Archaeologists believed the manner in which the weapons had been so carefully buried in groups close together suggested the site could have been a metal workers' former vault or an armoury recycling bank or exchange, the Local Democracy Reporting Service said.
Archaeologists believe the site could have been a metal workers' former vault[.]
Roy Stephenson, from the Museum of London, which is part of the same museum group as the Museum of London Docklands, said: "We're thrilled to be able to display this momentous discovery for the first time as the centrepiece of a major exhibition.
"It's incredibly rare to have uncovered four separate hoards of such size on one site.
"This discovery is also of huge importance due to the deliberate placement of each deposit and raises questions as to why this treasure was buried in this way and why it was never recovered."
(Excerpt) Read more at bbc.com ...
Why don’t they clean them up?
I bet a brillo pad would make them all shiny and nice.
Yet, not an AR to be found.
Assault weapons of the day.
Very cool
Weapons are forbidden in London.
Very cool. I went to the Museum of London this year, it is quite good. I did not get to the Dockland museum. Wishing I had now
relevant Hoard title search hits:
They were cleaned up, but it was done by a British dentist.
Those ARE cleaned up. Here they are as found in their verdigrised glory:
No worries, mate. After the exhibition is over, all the weapons will be thrown into one of these bins.
P.S. Isnt that bin about the dumbest idea ever? Im guessing that the total number of knives collected from UK Islamists is exactly zero.

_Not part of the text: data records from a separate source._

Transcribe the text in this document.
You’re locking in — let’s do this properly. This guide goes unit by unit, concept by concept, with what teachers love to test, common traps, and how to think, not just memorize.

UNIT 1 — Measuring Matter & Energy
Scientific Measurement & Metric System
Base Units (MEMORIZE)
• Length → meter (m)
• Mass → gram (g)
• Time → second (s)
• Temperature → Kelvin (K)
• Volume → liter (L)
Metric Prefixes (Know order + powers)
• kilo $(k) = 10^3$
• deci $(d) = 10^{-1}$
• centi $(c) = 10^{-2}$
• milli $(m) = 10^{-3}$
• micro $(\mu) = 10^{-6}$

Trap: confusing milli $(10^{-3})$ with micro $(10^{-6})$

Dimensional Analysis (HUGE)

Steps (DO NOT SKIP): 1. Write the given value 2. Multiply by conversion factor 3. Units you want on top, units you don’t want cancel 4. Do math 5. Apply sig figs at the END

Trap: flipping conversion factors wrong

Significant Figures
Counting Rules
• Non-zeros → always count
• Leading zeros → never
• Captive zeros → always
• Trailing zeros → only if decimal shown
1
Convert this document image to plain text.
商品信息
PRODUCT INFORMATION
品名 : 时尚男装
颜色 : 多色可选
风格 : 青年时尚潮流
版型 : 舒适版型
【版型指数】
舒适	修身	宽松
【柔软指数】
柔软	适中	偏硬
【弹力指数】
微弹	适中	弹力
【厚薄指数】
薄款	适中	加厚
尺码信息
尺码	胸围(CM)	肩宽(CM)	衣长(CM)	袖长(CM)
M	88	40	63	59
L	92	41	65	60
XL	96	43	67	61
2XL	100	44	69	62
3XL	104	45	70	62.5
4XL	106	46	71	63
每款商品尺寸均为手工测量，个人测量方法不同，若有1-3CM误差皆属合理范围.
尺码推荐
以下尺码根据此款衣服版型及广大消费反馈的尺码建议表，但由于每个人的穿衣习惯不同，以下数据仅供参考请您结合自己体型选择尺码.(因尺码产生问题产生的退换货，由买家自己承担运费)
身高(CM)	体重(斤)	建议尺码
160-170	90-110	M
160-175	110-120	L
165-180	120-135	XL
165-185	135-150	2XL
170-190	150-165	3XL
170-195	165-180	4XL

No! The government had confiscated them and kept them for safekeeping. The owner could check them out for weekend practice at the range, but had to get them back to the government vault by sundown or else face arrest and imprisonment for having banned weapons at home.
I hope they didn’t have pointy ends on them.
“Why dont they clean them up?” [Hot Tabasco, post 3]
Because researchers haven’t finished studying them yet.
The amount of corrosion and its chemical composition can provide more clues to how the makers, users, companions (and adversaries) lived: what they ate, how they made the weapons, how they used them, who they used them on, what they died of.
Data collection methods have advanced; so has analysis. There is now more to it that digging bones and potsherds out of the dirt, slowly and carefully.
Where are the bins for hammers, ropes, axes, hatchets, steel toed boots, baseball bats, sharp pointy knives, butter knives, plastic straws, sharpened pencils, elbows, evil SUVs, feet and fists?
In warehouse awaiting the moment.
Well they didn't do a very good job......LOL!
I saw a video where some guy who magnet fishes had found numerous knives in rivers and when he was done with them they looked like new..........
The find, which dates from between 800BC and 900BC, was officially declared treasure by a coroner earlier this year.
In these cases, pursuant to the "Treasure Act of 1996", if a 'find' has items of historic heritage or coinage older than 300 years [other criteria], then the local coroner is informed within 14 days and that person has the responsibility of saying yea or nay to the find being a 'treasure'. If yea, the coroner would inform the relevant parties, e.g. the national and local museums, the finder, the landowner, etc. The Treasure Valuation Committee may be called in to determine the value of the find, should a museum desire to purchase it. It is only when a museum is not interested in purchasing the treasure, or unable to do so, that the finder may retain it, and do with it as they please.